The Australian and New Zealand dollars nursed hefty losses on Thursday after the U.S. Federal Reserve sounded less dovish on future rate hikes than investors had wagered on, sending equities and risk assets into a spin.
The kiwi took an additional knock after data showed the domestic economy slowed by more than expected in the third quarter, while the Aussie found support from a solid jobs report.
The kiwi dollar NZD=D3 was huddled at $0.6753, having shed 1.2 percent overnight in the wake of the Fed's latest rate rise. Chart support now lies at $0.6706.
The Aussie AUD=D3 idled at $0.7112, after losing 1 percent overnight and touching a six-week trough of $0.70875. It has major support from $0.7040 to $0.7020.
Yet local bonds extended their recent surge amid speculation the Fed's commitment to "some" more rate rises would depress economic growth and inflation, which was already under downward pressure from sliding oil prices.
Australian 10-year yields AU10YT=RR hit their lowest since mid-2017 at 2.35 percent, a world away from the November peak of 2.83 percent. The next target is a 2.33 percent low from 2017.
Three-year bond futures YTTc1 also reached their highest since mid-2017 and were last at 98.135. The 10-year contract YTCc1 added another 2 ticks to 97.6300.
New Zealand's 10-year yield NZ10YT=RR dived to 2.405 percent, the lowest since late 2016 and down 47 basis points in little more than a month.
The futures market also climbed
0#NBB: as investors reacted to soft economic data by narrowing the odds on a rate cut next year.Gross domestic product grew 0.3 percent in the September quarter, the smallest increase in five years and half the pace forecast by analysts.
"While we may see a slight firming of growth in Q4, today's data are indicative of a broad slowdown in the economy," said Ben Udy, head of NZ economics at Capital Economics.
"That explains why we think the Reserve Bank will refrain from raising rates until late 2021."

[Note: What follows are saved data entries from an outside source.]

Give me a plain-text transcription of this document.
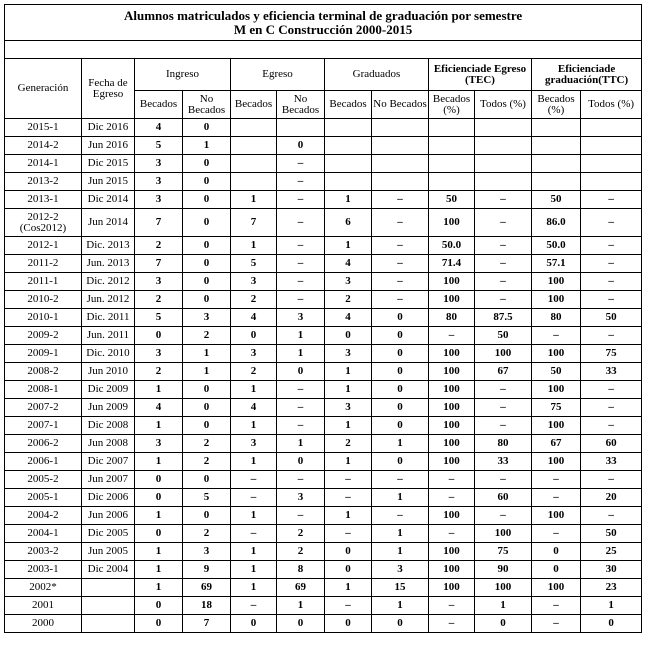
Alumnos matriculados y eficiencia terminal de graduación por semestre
M en C Construcción 2000-2015											

Generación	Fecha de Egreso	Ingreso		Egreso		Graduados		Eficienciade Egreso (TEC)		Eficienciade graduación(TTC)	
		Becados	No Becados	Becados	No Becados	Becados	No Becados	Becados (%)	Todos (%)	Becados (%)	Todos (%)
2015-1	Dic 2016	4	0								
2014-2	Jun 2016	5	1		0						
2014-1	Dic 2015	3	0		–						
2013-2	Jun 2015	3	0		–						
2013-1	Dic 2014	3	0	1	–	1	–	50	–	50	–
2012-2 (Cos2012)	Jun 2014	7	0	7	–	6	–	100	–	86.0	–
2012-1	Dic. 2013	2	0	1	–	1	–	50.0	–	50.0	–
2011-2	Jun. 2013	7	0	5	–	4	–	71.4	–	57.1	–
2011-1	Dic. 2012	3	0	3	–	3	–	100	–	100	–
2010-2	Jun. 2012	2	0	2	–	2	–	100	–	100	–
2010-1	Dic. 2011	5	3	4	3	4	0	80	87.5	80	50
2009-2	Jun. 2011	0	2	0	1	0	0	–	50	–	–
2009-1	Dic. 2010	3	1	3	1	3	0	100	100	100	75
2008-2	Jun 2010	2	1	2	0	1	0	100	67	50	33
2008-1	Dic 2009	1	0	1	–	1	0	100	–	100	–
2007-2	Jun 2009	4	0	4	–	3	0	100	–	75	–
2007-1	Dic 2008	1	0	1	–	1	0	100	–	100	–
2006-2	Jun 2008	3	2	3	1	2	1	100	80	67	60
2006-1	Dic 2007	1	2	1	0	1	0	100	33	100	33
2005-2	Jun 2007	0	0	–	–	–	–	–	–	–	–
2005-1	Dic 2006	0	5	–	3	–	1	–	60	–	20
2004-2	Jun 2006	1	0	1	–	1	–	100	–	100	–
2004-1	Dic 2005	0	2	–	2	–	1	–	100	–	50
2003-2	Jun 2005	1	3	1	2	0	1	100	75	0	25
2003-1	Dic 2004	1	9	1	8	0	3	100	90	0	30
2002*		1	69	1	69	1	15	100	100	100	23
2001		0	18	–	1	–	1	–	1	–	1
2000		0	7	0	0	0	0	–	0	–	0
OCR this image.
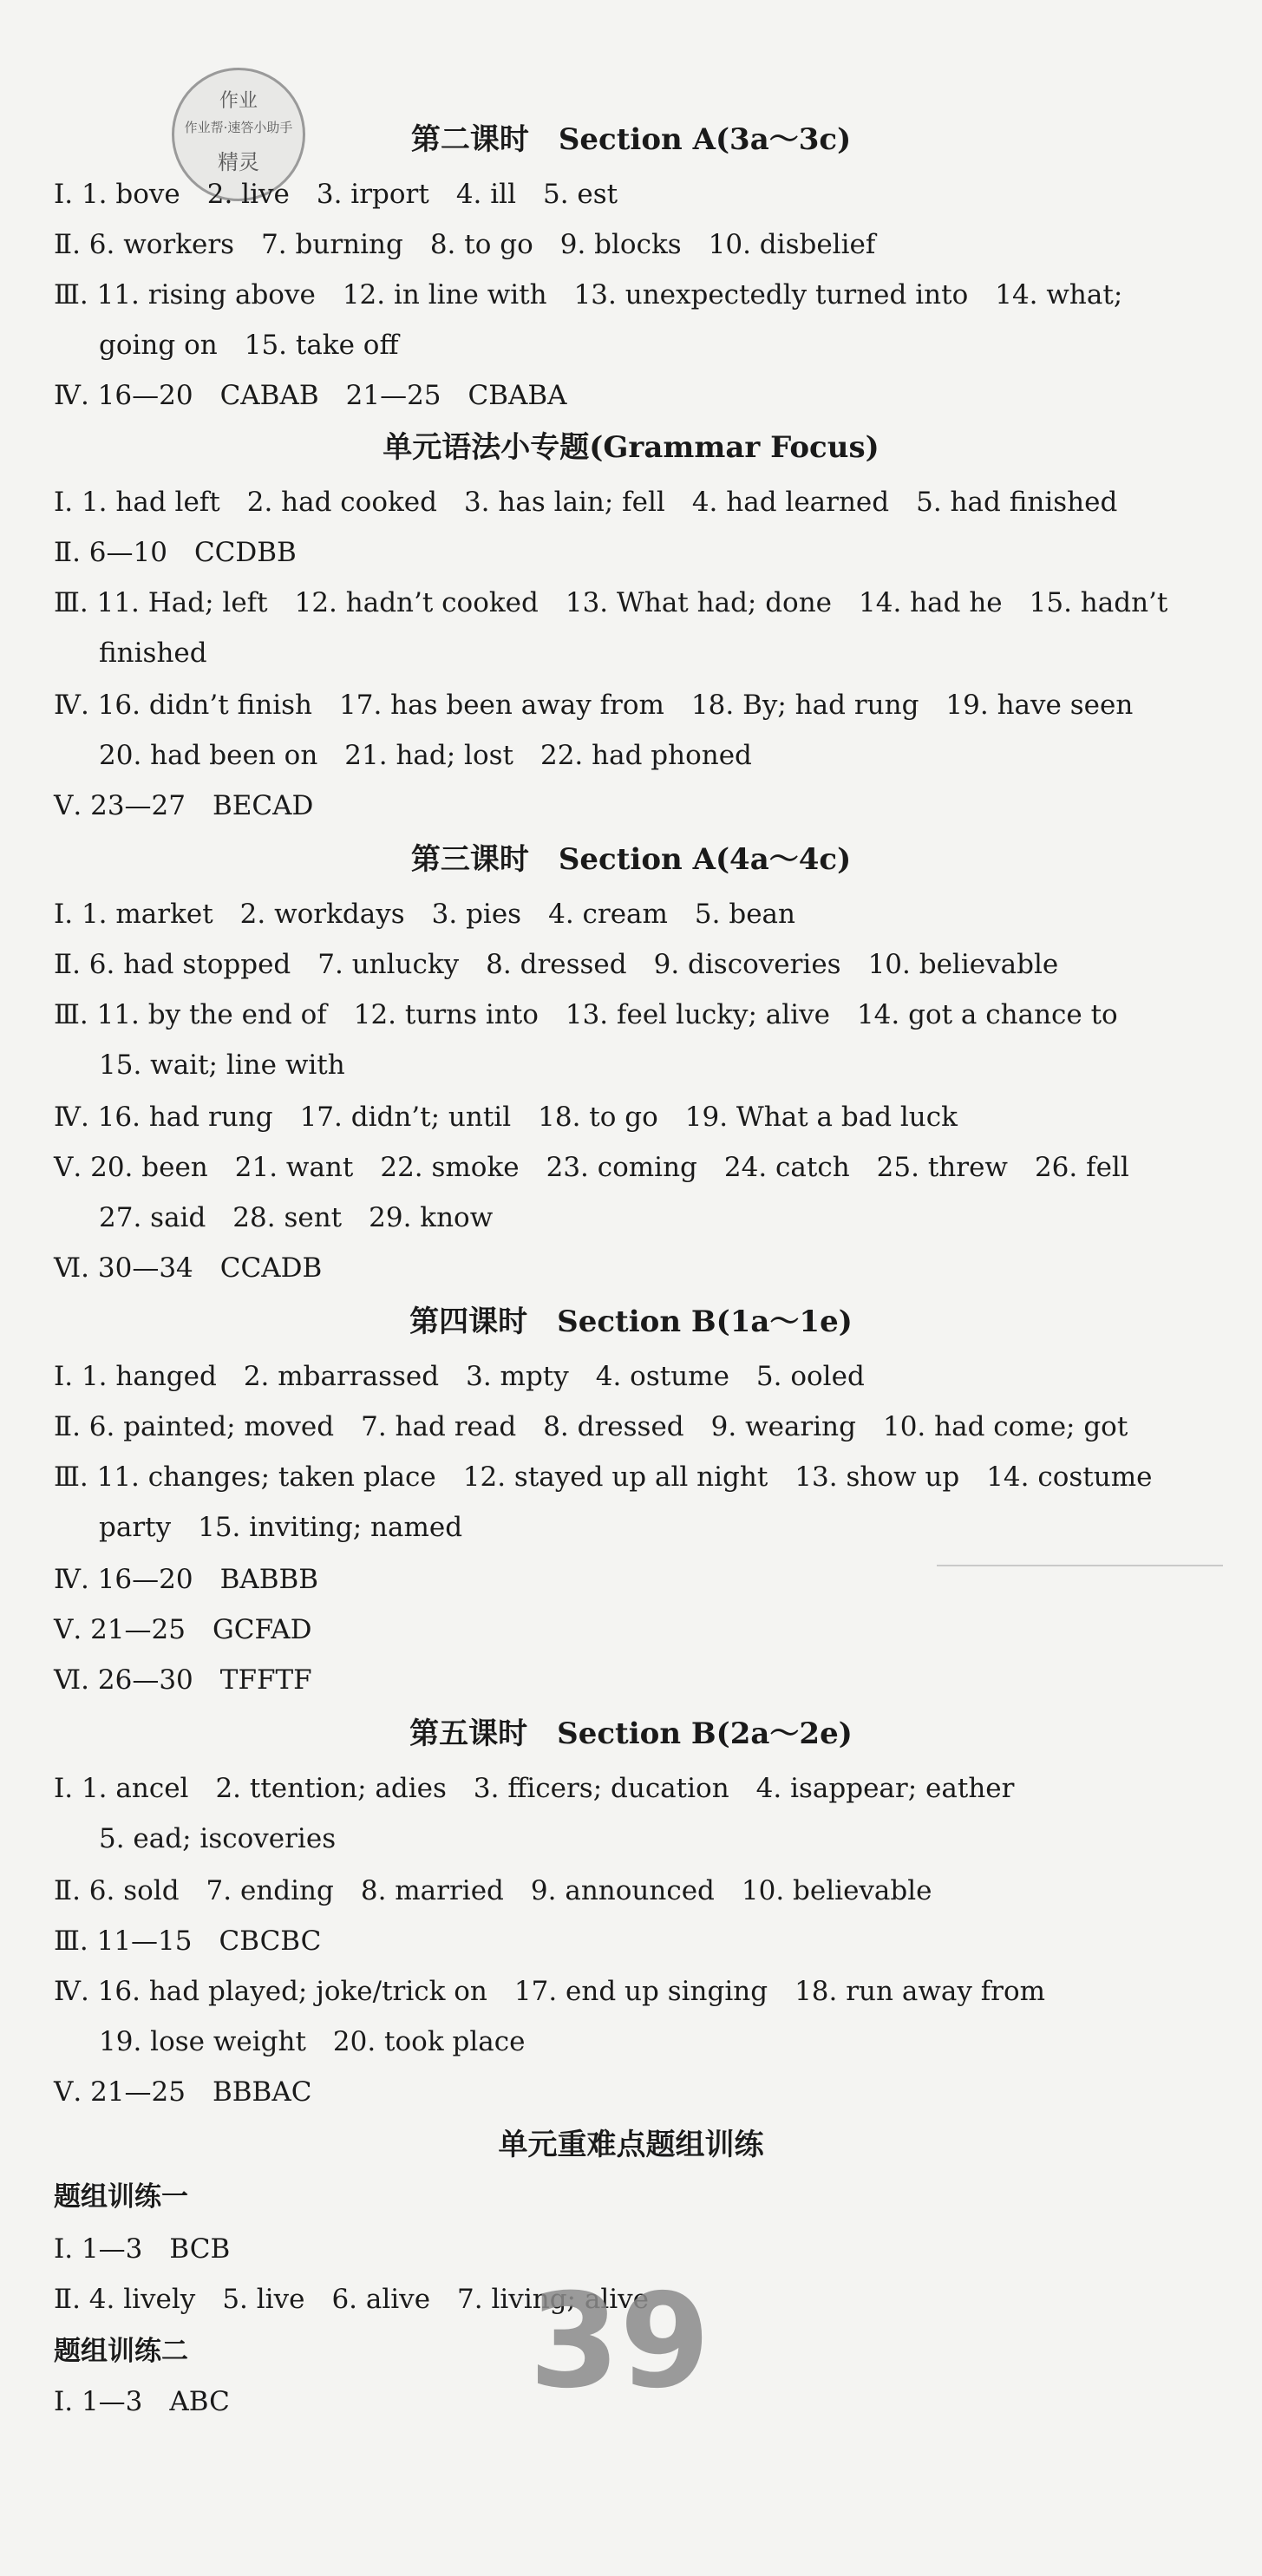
作业
作业帮·速答小助手
精灵
第二课时　Section A(3a～3c)
Ⅰ. 1. bove　2. live　3. irport　4. ill　5. est
Ⅱ. 6. workers　7. burning　8. to go　9. blocks　10. disbelief
Ⅲ. 11. rising above　12. in line with　13. unexpectedly turned into　14. what;
going on　15. take off
Ⅳ. 16—20　CABAB　21—25　CBABA
单元语法小专题(Grammar Focus)
Ⅰ. 1. had left　2. had cooked　3. has lain; fell　4. had learned　5. had finished
Ⅱ. 6—10　CCDBB
Ⅲ. 11. Had; left　12. hadn’t cooked　13. What had; done　14. had he　15. hadn’t
finished
Ⅳ. 16. didn’t finish　17. has been away from　18. By; had rung　19. have seen
20. had been on　21. had; lost　22. had phoned
Ⅴ. 23—27　BECAD
第三课时　Section A(4a～4c)
Ⅰ. 1. market　2. workdays　3. pies　4. cream　5. bean
Ⅱ. 6. had stopped　7. unlucky　8. dressed　9. discoveries　10. believable
Ⅲ. 11. by the end of　12. turns into　13. feel lucky; alive　14. got a chance to
15. wait; line with
Ⅳ. 16. had rung　17. didn’t; until　18. to go　19. What a bad luck
Ⅴ. 20. been　21. want　22. smoke　23. coming　24. catch　25. threw　26. fell
27. said　28. sent　29. know
Ⅵ. 30—34　CCADB
第四课时　Section B(1a～1e)
Ⅰ. 1. hanged　2. mbarrassed　3. mpty　4. ostume　5. ooled
Ⅱ. 6. painted; moved　7. had read　8. dressed　9. wearing　10. had come; got
Ⅲ. 11. changes; taken place　12. stayed up all night　13. show up　14. costume
party　15. inviting; named
Ⅳ. 16—20　BABBB
Ⅴ. 21—25　GCFAD
Ⅵ. 26—30　TFFTF
第五课时　Section B(2a～2e)
Ⅰ. 1. ancel　2. ttention; adies　3. fficers; ducation　4. isappear; eather
5. ead; iscoveries
Ⅱ. 6. sold　7. ending　8. married　9. announced　10. believable
Ⅲ. 11—15　CBCBC
Ⅳ. 16. had played; joke/trick on　17. end up singing　18. run away from
19. lose weight　20. took place
Ⅴ. 21—25　BBBAC
单元重难点题组训练
题组训练一
Ⅰ. 1—3　BCB
Ⅱ. 4. lively　5. live　6. alive　7. living; alive
题组训练二
Ⅰ. 1—3　ABC	39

In Australia, data showed employment rose by a surprisingly strong 37,000 in November, though all the growth was in part-time work. The jobless rate ticked up to 5.1 percent, but only because more people went looking for work.
"The labour market remains in good shape reflecting continued above trend growth and supportive business conditions," said Su-Lin Ong, head of Australian fixed income strategy at RBC Capital Markets.
"However, ample slack remains and suggests that sustained higher wages and inflation will be challenging," she said. "Add to that the shift in the Fed and the odds are rising that the RBA may stay on the sidelines for longer."
The Reserve Bank of Australia (RBA) has kept rates at 1.5 percent since mid-2016 and shows no inclination to change stance anytime soon.